The Gairdner Foundation gives seven awards every year to Canadian and international researchers, and many of them go on to win the Nobel prize. To date, 387 awards have been given to laureates from 35 countries, and 92 of them have gone on to receive Nobel Prizes. Their remarkable discoveries have changed how we approach health and medicine.

“Gairdner Award winners are awesome. They’re so inspiring,” adds Shoichet. “They’re at the cutting edge of research, doing things just because they’re curious, advancing knowledge, and it’s only years later that we realize how important it is.”

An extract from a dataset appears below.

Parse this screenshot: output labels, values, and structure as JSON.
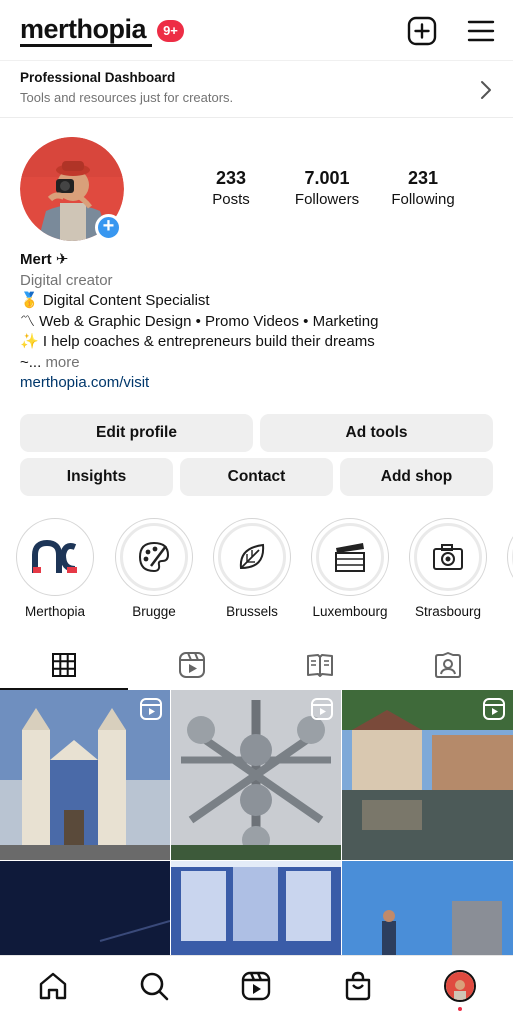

Janet Rossant agrees that this recognition is needed to shine a light on some of the world’s most innovative medical researchers. She’s the President & Scientific Director of the Gairdner Foundation and Chief of Research Emeritus at SickKids Hospital.

“Science is something that people do because they love it. They work in the lab all day, all night,” says Rossant.

“They make amazing discoveries that are going to change our world. We need to recognize those people. We recognize our heroes in every other field of endeavour. Let’s recognize scientists.”

Biologist Connie Jean Eaves and biochemist Susan Band Horwitz are both Gairdner laureates, and despite their groundbreaking work, they were both surprised when they got the call.

“Winning the Gairdner is something that I never, in my wildest dreams, expected,” says Band Horwitz. “I was speechless.”

“I was just overwhelmed when I was contacted, and told that I’d been given one,” echoes Eaves. “It’s always amazing to meet the people behind the work and find out, you know, they’re just real people, and they like to dance, and they like to sing, and they like to laugh, and they can even get a little tearful on the stage.”

All Gairdner laureates also engage in outreach programs across Canada, sharing how their research impacts lives. They speak to the public and to policymakers, helping build science literacy and spreading inspiration.

These are the interactions that shape the future of research and policy, often shifting the tides in ways we will only realize years later.